— Вам еще кофе?
— Да, пожалуйста, — ответил я, хотя вообще-то остерегаюсь употреблять этот напиток. Просто было любопытно. Затем я в порядке эксплуатации эксплуататора сгонял кельнера-креза сначала за молоком, затем за сахаром и, наконец, за сдобными луизиаыскими булочками. Он беспрекословно выполнил все мои требования и даже стряхнул крошки с моего пиджака. Будучи одним из подлинных хозяев города, он мог позволить себе роскошь притворяться лакеем в то время, как его лакеи за его же счет позволяли себе роскошь разыгрывать хозяев города.
— Правда ли, что Батон-Ружем и Луизианой заправляют нефтяной бизнес, бароны прессы, федеральные судьи и организованная преступность? — спросил я мэра, вспомнив рассказы судьи Дэниелса о структуре подлинной власти в его родном штате.
— Чепуха, — резко возразил Дюма — отец города. — Подлинная власть находится в руках народа и осуществляется его законными избранниками.
Здесь кельнер-крез впервые, как мне показалось, оторвался от бумажных тарелочек, стаканчиков, салфеточек и пристально взглянул на «Вуди», мэра Батон-Ружа. Тоже бумажного.
На прощание луизианский Дюма произвел всех нас в почетные граждане Батон-Ружа, вручил соответствующие грамоты, сделанные под пергамент, и ключи города, вернее ключики, размером не более английской булавки. В моей грамоте говорилось, что властию, данной ему городом Батон-Ружем, мэр Дюма «производит Мэлора Стуруа в его почетные горожане и присваивает ему все полагающиеся права и привилегии в знак признания высокого почтения, которым он пользуется в глазах населения Батон-Ружа». Грамота была скреплена золотым гербом города, не настоящим, а наклеенным, бумажным, и рекламным лозунгом — «Батон-Руж — самый быстрорастущий город Луизианы».
Этот лозунг содержал единственно достоверную информацию в лжеграмоте. Все остальное — о правах, привилегиях, высоком почтении и так далее — было ритуально-приятной чушью.
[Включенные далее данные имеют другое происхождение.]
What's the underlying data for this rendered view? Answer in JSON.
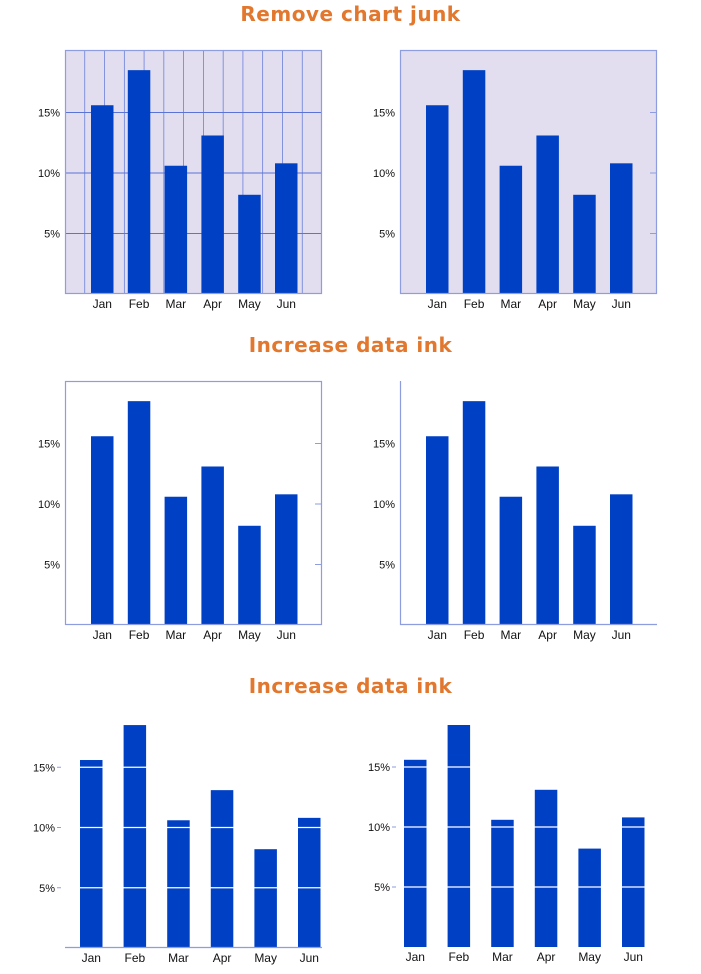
{
  "colors": {
    "title": "#e2772e",
    "bar": "#0040c4",
    "panel_bg": "#e2def0",
    "frame": "#8d9de0",
    "grid": "#5a73d6",
    "tick_text": "#111111",
    "white_gridline": "#ffffff"
  },
  "sections": [
    {
      "title": "Remove chart junk"
    },
    {
      "title": "Increase data ink"
    },
    {
      "title": "Increase data ink"
    }
  ],
  "chart_data": [
    {
      "type": "bar",
      "title": "",
      "xlabel": "",
      "ylabel": "",
      "categories": [
        "Jan",
        "Feb",
        "Mar",
        "Apr",
        "May",
        "Jun"
      ],
      "values": [
        15.6,
        18.5,
        10.6,
        13.1,
        8.2,
        10.8
      ],
      "ylim": [
        0,
        20
      ],
      "yticks": [
        5,
        10,
        15
      ],
      "ytick_labels": [
        "5%",
        "10%",
        "15%"
      ],
      "background": "shaded",
      "frame": "box",
      "grid": "horizontal and vertical"
    },
    {
      "type": "bar",
      "title": "",
      "xlabel": "",
      "ylabel": "",
      "categories": [
        "Jan",
        "Feb",
        "Mar",
        "Apr",
        "May",
        "Jun"
      ],
      "values": [
        15.6,
        18.5,
        10.6,
        13.1,
        8.2,
        10.8
      ],
      "ylim": [
        0,
        20
      ],
      "yticks": [
        5,
        10,
        15
      ],
      "ytick_labels": [
        "5%",
        "10%",
        "15%"
      ],
      "background": "shaded",
      "frame": "box",
      "grid": "none"
    },
    {
      "type": "bar",
      "title": "",
      "xlabel": "",
      "ylabel": "",
      "categories": [
        "Jan",
        "Feb",
        "Mar",
        "Apr",
        "May",
        "Jun"
      ],
      "values": [
        15.6,
        18.5,
        10.6,
        13.1,
        8.2,
        10.8
      ],
      "ylim": [
        0,
        20
      ],
      "yticks": [
        5,
        10,
        15
      ],
      "ytick_labels": [
        "5%",
        "10%",
        "15%"
      ],
      "background": "white",
      "frame": "box",
      "grid": "none"
    },
    {
      "type": "bar",
      "title": "",
      "xlabel": "",
      "ylabel": "",
      "categories": [
        "Jan",
        "Feb",
        "Mar",
        "Apr",
        "May",
        "Jun"
      ],
      "values": [
        15.6,
        18.5,
        10.6,
        13.1,
        8.2,
        10.8
      ],
      "ylim": [
        0,
        20
      ],
      "yticks": [
        5,
        10,
        15
      ],
      "ytick_labels": [
        "5%",
        "10%",
        "15%"
      ],
      "background": "white",
      "frame": "left and bottom axes",
      "grid": "none"
    },
    {
      "type": "bar",
      "title": "",
      "xlabel": "",
      "ylabel": "",
      "categories": [
        "Jan",
        "Feb",
        "Mar",
        "Apr",
        "May",
        "Jun"
      ],
      "values": [
        15.6,
        18.5,
        10.6,
        13.1,
        8.2,
        10.8
      ],
      "ylim": [
        0,
        20
      ],
      "yticks": [
        5,
        10,
        15
      ],
      "ytick_labels": [
        "5%",
        "10%",
        "15%"
      ],
      "background": "white",
      "frame": "bottom axis only",
      "grid": "white lines across bars"
    },
    {
      "type": "bar",
      "title": "",
      "xlabel": "",
      "ylabel": "",
      "categories": [
        "Jan",
        "Feb",
        "Mar",
        "Apr",
        "May",
        "Jun"
      ],
      "values": [
        15.6,
        18.5,
        10.6,
        13.1,
        8.2,
        10.8
      ],
      "ylim": [
        0,
        20
      ],
      "yticks": [
        5,
        10,
        15
      ],
      "ytick_labels": [
        "5%",
        "10%",
        "15%"
      ],
      "background": "white",
      "frame": "none",
      "grid": "white lines across bars"
    }
  ]
}
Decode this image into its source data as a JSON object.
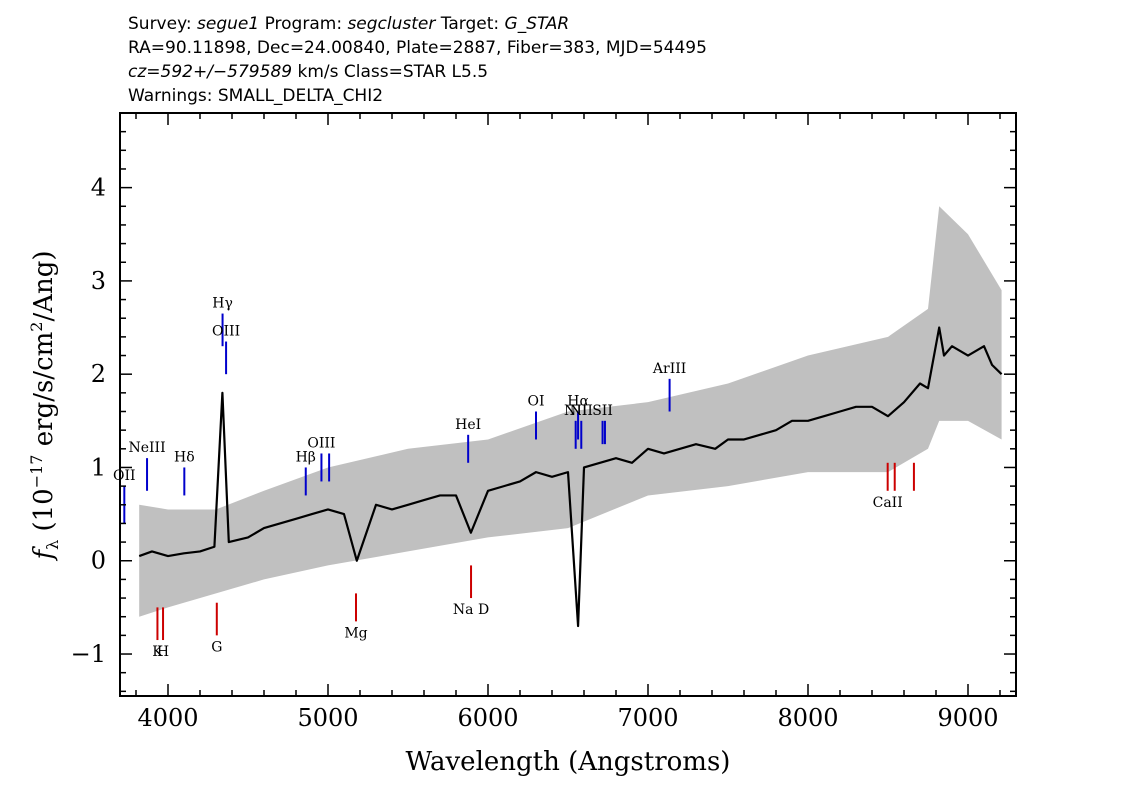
{
  "header": {
    "line1": {
      "survey_label": "Survey: ",
      "survey": "segue1",
      "program_label": " Program: ",
      "program": "segcluster",
      "target_label": " Target: ",
      "target": "G_STAR"
    },
    "line2": "RA=90.11898, Dec=24.00840, Plate=2887, Fiber=383, MJD=54495",
    "line3": {
      "cz": "cz=592+/−579589",
      "rest": " km/s Class=STAR L5.5"
    },
    "line4": "Warnings: SMALL_DELTA_CHI2"
  },
  "colors": {
    "flux": "#000000",
    "error": "#c0c0c0",
    "emission": "#0000cc",
    "absorption": "#cc0000"
  },
  "chart_data": {
    "type": "line",
    "xlabel": "Wavelength (Angstroms)",
    "ylabel_main": "f",
    "ylabel_sub": "λ",
    "ylabel_rest": " (10",
    "ylabel_exp": "−17",
    "ylabel_units": " erg/s/cm",
    "ylabel_sq": "2",
    "ylabel_tail": "/Ang)",
    "xlim": [
      3700,
      9300
    ],
    "ylim": [
      -1.45,
      4.8
    ],
    "xticks": [
      4000,
      5000,
      6000,
      7000,
      8000,
      9000
    ],
    "yticks": [
      -1,
      0,
      1,
      2,
      3,
      4
    ],
    "x_tick_labels": [
      "4000",
      "5000",
      "6000",
      "7000",
      "8000",
      "9000"
    ],
    "y_tick_labels": [
      "−1",
      "0",
      "1",
      "2",
      "3",
      "4"
    ],
    "series": [
      {
        "role": "flux",
        "x": [
          3820,
          3900,
          4000,
          4100,
          4200,
          4290,
          4340,
          4380,
          4500,
          4600,
          4700,
          4800,
          4900,
          5000,
          5100,
          5180,
          5300,
          5400,
          5500,
          5600,
          5700,
          5800,
          5893,
          6000,
          6100,
          6200,
          6300,
          6400,
          6500,
          6563,
          6600,
          6700,
          6800,
          6900,
          7000,
          7100,
          7200,
          7300,
          7420,
          7500,
          7600,
          7700,
          7800,
          7900,
          8000,
          8100,
          8200,
          8300,
          8400,
          8500,
          8600,
          8700,
          8750,
          8820,
          8850,
          8900,
          9000,
          9100,
          9150,
          9210
        ],
        "y": [
          0.05,
          0.1,
          0.05,
          0.08,
          0.1,
          0.15,
          1.8,
          0.2,
          0.25,
          0.35,
          0.4,
          0.45,
          0.5,
          0.55,
          0.5,
          0.0,
          0.6,
          0.55,
          0.6,
          0.65,
          0.7,
          0.7,
          0.3,
          0.75,
          0.8,
          0.85,
          0.95,
          0.9,
          0.95,
          -0.7,
          1.0,
          1.05,
          1.1,
          1.05,
          1.2,
          1.15,
          1.2,
          1.25,
          1.2,
          1.3,
          1.3,
          1.35,
          1.4,
          1.5,
          1.5,
          1.55,
          1.6,
          1.65,
          1.65,
          1.55,
          1.7,
          1.9,
          1.85,
          2.5,
          2.2,
          2.3,
          2.2,
          2.3,
          2.1,
          2.0
        ]
      },
      {
        "role": "error_envelope",
        "x": [
          3820,
          4000,
          4300,
          4600,
          5000,
          5500,
          6000,
          6500,
          7000,
          7500,
          8000,
          8500,
          8750,
          8820,
          9000,
          9210
        ],
        "y_low": [
          -0.6,
          -0.5,
          -0.35,
          -0.2,
          -0.05,
          0.1,
          0.25,
          0.35,
          0.7,
          0.8,
          0.95,
          0.95,
          1.2,
          1.5,
          1.5,
          1.3
        ],
        "y_high": [
          0.6,
          0.55,
          0.55,
          0.75,
          1.0,
          1.2,
          1.3,
          1.6,
          1.7,
          1.9,
          2.2,
          2.4,
          2.7,
          3.8,
          3.5,
          2.9
        ]
      }
    ],
    "emission_lines": [
      {
        "label": "OII",
        "x": 3727,
        "y0": 0.4,
        "y1": 0.8
      },
      {
        "label": "NeIII",
        "x": 3869,
        "y0": 0.75,
        "y1": 1.1
      },
      {
        "label": "Hδ",
        "x": 4102,
        "y0": 0.7,
        "y1": 1.0
      },
      {
        "label": "Hγ",
        "x": 4341,
        "y0": 2.3,
        "y1": 2.65
      },
      {
        "label": "OIII",
        "x": 4363,
        "y0": 2.0,
        "y1": 2.35
      },
      {
        "label": "Hβ",
        "x": 4861,
        "y0": 0.7,
        "y1": 1.0
      },
      {
        "label": "OIII",
        "x": 4959,
        "y0": 0.85,
        "y1": 1.15
      },
      {
        "label": "",
        "x": 5007,
        "y0": 0.85,
        "y1": 1.15
      },
      {
        "label": "HeI",
        "x": 5876,
        "y0": 1.05,
        "y1": 1.35
      },
      {
        "label": "OI",
        "x": 6300,
        "y0": 1.3,
        "y1": 1.6
      },
      {
        "label": "NII",
        "x": 6548,
        "y0": 1.2,
        "y1": 1.5
      },
      {
        "label": "Hα",
        "x": 6563,
        "y0": 1.3,
        "y1": 1.6
      },
      {
        "label": "NII",
        "x": 6583,
        "y0": 1.2,
        "y1": 1.5
      },
      {
        "label": "SII",
        "x": 6716,
        "y0": 1.25,
        "y1": 1.5
      },
      {
        "label": "",
        "x": 6731,
        "y0": 1.25,
        "y1": 1.5
      },
      {
        "label": "ArIII",
        "x": 7135,
        "y0": 1.6,
        "y1": 1.95
      }
    ],
    "absorption_lines": [
      {
        "label": "K",
        "x": 3934,
        "y0": -0.5,
        "y1": -0.85
      },
      {
        "label": "H",
        "x": 3969,
        "y0": -0.5,
        "y1": -0.85
      },
      {
        "label": "G",
        "x": 4305,
        "y0": -0.45,
        "y1": -0.8
      },
      {
        "label": "Mg",
        "x": 5175,
        "y0": -0.35,
        "y1": -0.65
      },
      {
        "label": "Na D",
        "x": 5894,
        "y0": -0.05,
        "y1": -0.4
      },
      {
        "label": "CaII",
        "x": 8498,
        "y0": 1.05,
        "y1": 0.75
      },
      {
        "label": "",
        "x": 8542,
        "y0": 1.05,
        "y1": 0.75
      },
      {
        "label": "",
        "x": 8662,
        "y0": 1.05,
        "y1": 0.75
      }
    ]
  }
}
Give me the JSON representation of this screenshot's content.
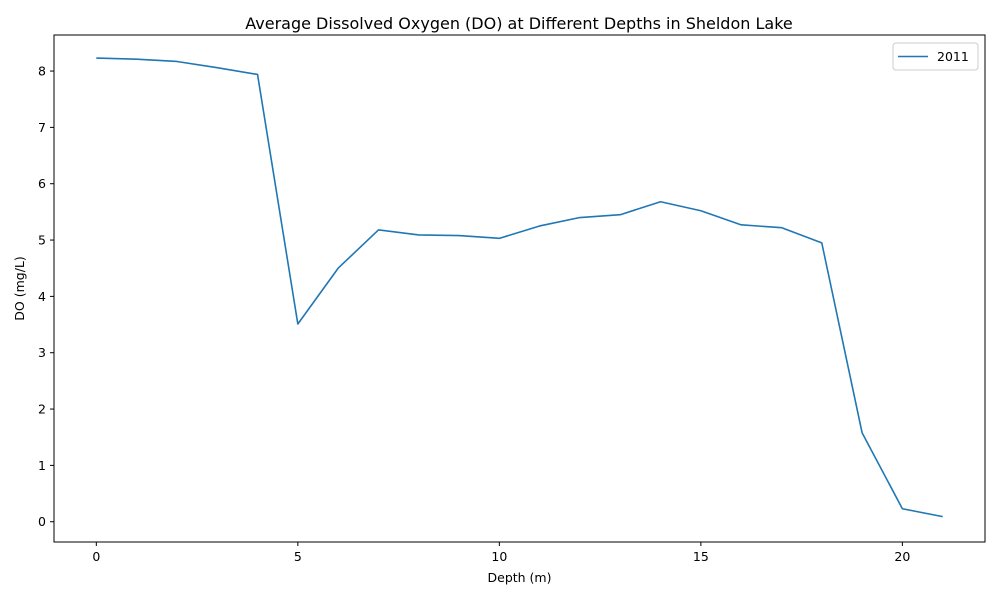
{
  "chart_data": {
    "type": "line",
    "title": "Average Dissolved Oxygen (DO) at Different Depths in Sheldon Lake",
    "xlabel": "Depth (m)",
    "ylabel": "DO (mg/L)",
    "xlim": [
      -1.05,
      22.05
    ],
    "ylim": [
      -0.36,
      8.64
    ],
    "xticks": [
      0,
      5,
      10,
      15,
      20
    ],
    "yticks": [
      0,
      1,
      2,
      3,
      4,
      5,
      6,
      7,
      8
    ],
    "grid": false,
    "legend": "top-right",
    "series": [
      {
        "name": "2011",
        "color": "#1f77b4",
        "x": [
          0,
          1,
          2,
          3,
          4,
          5,
          6,
          7,
          8,
          9,
          10,
          11,
          12,
          13,
          14,
          15,
          16,
          17,
          18,
          19,
          20,
          21
        ],
        "y": [
          8.23,
          8.21,
          8.17,
          8.06,
          7.94,
          3.51,
          4.5,
          5.18,
          5.09,
          5.08,
          5.03,
          5.25,
          5.4,
          5.45,
          5.68,
          5.52,
          5.27,
          5.22,
          4.95,
          1.58,
          0.23,
          0.09
        ]
      }
    ]
  }
}
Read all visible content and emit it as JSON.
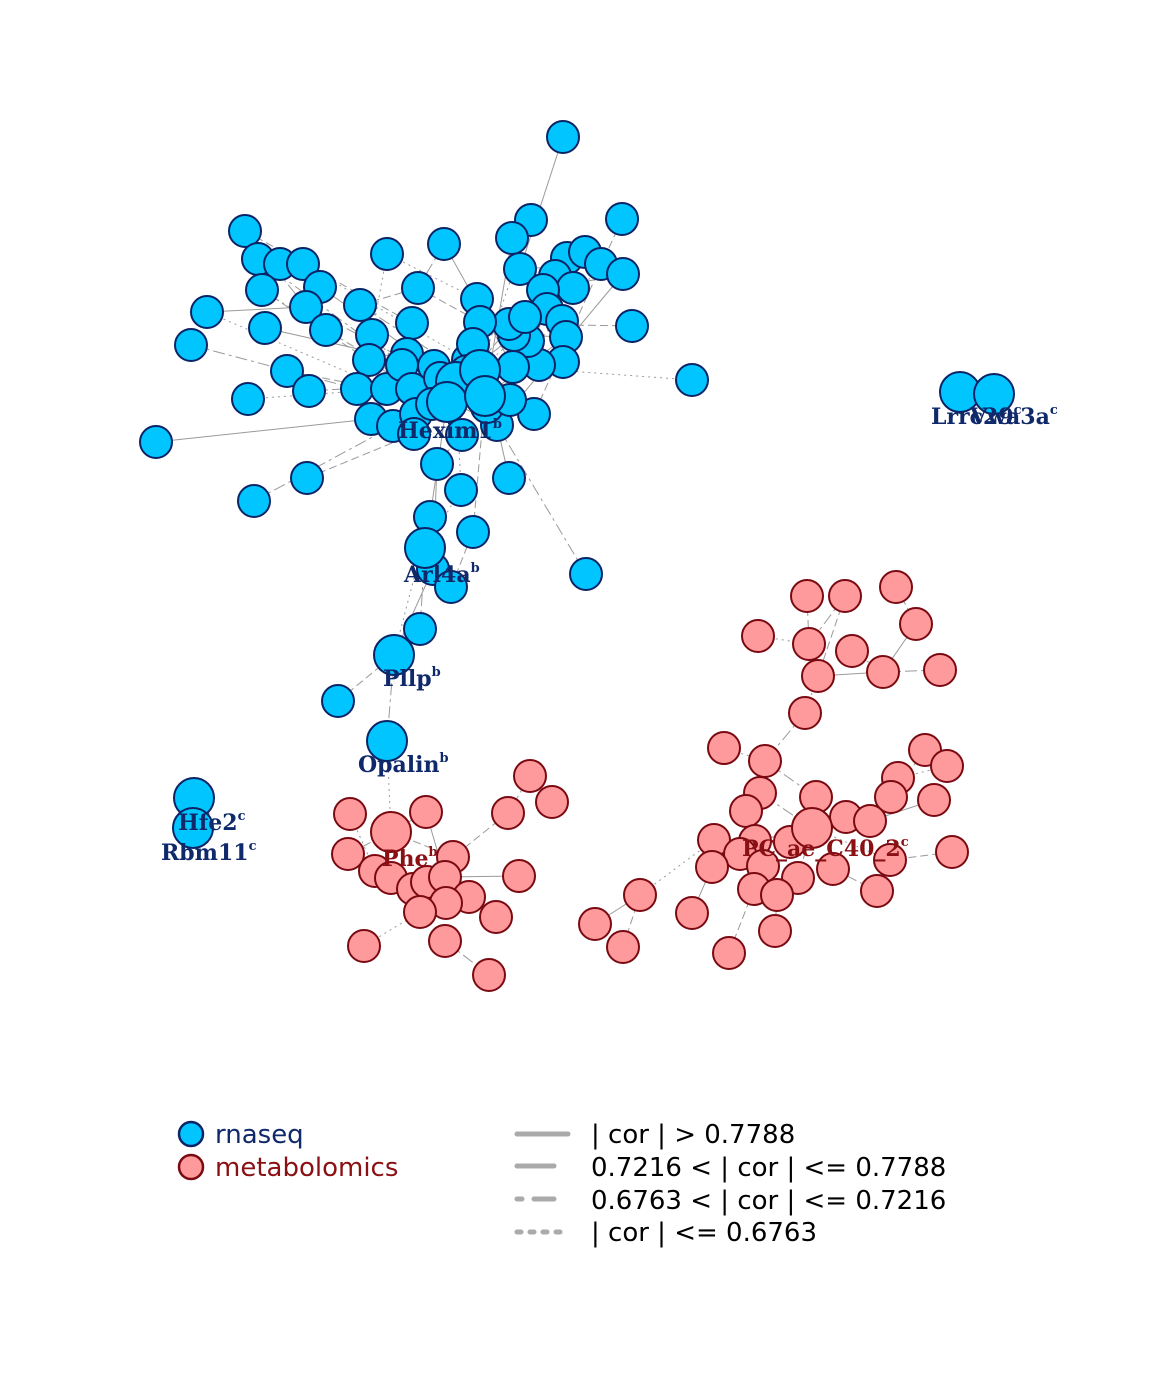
{
  "colors": {
    "rnaseq_fill": "#00c5ff",
    "rnaseq_stroke": "#0b2466",
    "rnaseq_text": "#10296b",
    "metab_fill": "#ff9a9c",
    "metab_stroke": "#7a0a12",
    "metab_text": "#8a1014",
    "edge": "#9a9a9a"
  },
  "labels": [
    {
      "text": "Arl4a",
      "sup": "b",
      "group": "rnaseq"
    },
    {
      "text": "Pllp",
      "sup": "b",
      "group": "rnaseq"
    },
    {
      "text": "Opalin",
      "sup": "b",
      "group": "rnaseq"
    },
    {
      "text": "Hfe2",
      "sup": "c",
      "group": "rnaseq"
    },
    {
      "text": "Rbm11",
      "sup": "c",
      "group": "rnaseq"
    },
    {
      "text": "Lrrc29",
      "sup": "c",
      "group": "rnaseq"
    },
    {
      "text": "Vwa3a",
      "sup": "c",
      "group": "rnaseq"
    },
    {
      "text": "Hexim1",
      "sup": "b",
      "group": "rnaseq"
    },
    {
      "text": "Phe",
      "sup": "b",
      "group": "metabolomics"
    },
    {
      "text": "PC_ae_C40_2",
      "sup": "c",
      "group": "metabolomics"
    }
  ],
  "legend": {
    "groups": [
      {
        "label": "rnaseq",
        "group": "rnaseq"
      },
      {
        "label": "metabolomics",
        "group": "metabolomics"
      }
    ],
    "edges": [
      {
        "label": "| cor | > 0.7788",
        "style": "solid"
      },
      {
        "label": "0.7216 < | cor | <= 0.7788",
        "style": "dash"
      },
      {
        "label": "0.6763 < | cor | <= 0.7216",
        "style": "dashdot"
      },
      {
        "label": "| cor | <= 0.6763",
        "style": "dot"
      }
    ]
  }
}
Кстати, население Батон-Ружа, в глазах которого я, оказывается, пользуюсь высоким почтением, и в глаза меня не видело, если не считать судей, шерифов и заключенных. Если же кто-нибудь из прохожих и обратил случаем внимание, когда меня возили в полицейском «воронке», то, вероятнее всего, он принял меня за преступника. Хотя, памятуя о реальной батон-ружской структуре власти, это обстоятельство, взятое само по себе, отнюдь не лишало меня права на высокое почтение. Недаром среди многих тысяч заключенных в луизианских тюрьмах представители организованной преступности составляют менее одного процента! Их обычно не держат под ключом. Им преподносят золотые ключи. Не игрушечные позолоченные ключики с английскую булавку, а настоящие, подвешенные к увесистой цепи реальных прав и привилегий. Не прав человека, а прав эксплуатировать и грабить его…
Последним в программе дня было посещение юридического факультета Луизианского университета, своеобразной альма-матер, поставляющей штату служителей Фемиды. Нас принимал декан факультета Уинстон Дэй, на удивление молодой — ему всего тридцать два года — и здоровый парень. Меня так и подмывало спросить его, не занимался ли он в студенческие годы футболом и не был ли его отец олимпийским чемпионом?
Окруженный со всех сторон портретами своих предшественников и меценатов-попечителей, мистер Дэй совершил для нас небольшой исторический экскурс в луизианское право, из которого я понял лишь то, что оно в отличие от права в других штатах Америки зиждется не на английском, основанном на прецедентах, а на французском, основанном на знаменитом «Кодексе Наполеона». (Луизиана, прежде чем она перешла к Соединенным Штатам, была французским владением.)
— В нашем штате право и кухня имеют французский привкус, — сострил мистер Дэй.
Что касается кухни, то он совершенно прав. Что же касается права, то лишь отчасти, формально. Право в Луизиане не французское, впрочем, как не английское или американское, а расистское, не писанное, конечно, а обычное, основанное на прецедентах многовекового рабовладения. Вспомнив рассказ судьи Дэниелса о том, как десегрегация высших учебных заведений ничего не изменила в Луизиане, оставив все по-старому, я спросил декана, сколько негров обучаются на его факультете.
— Процентов шесть-семь, не больше, — ответил мистер Дэй.
— Дорого?
— Не только.
— Трудно?
— Не только.
— Но и?.. — попытался я подстегнуть декана.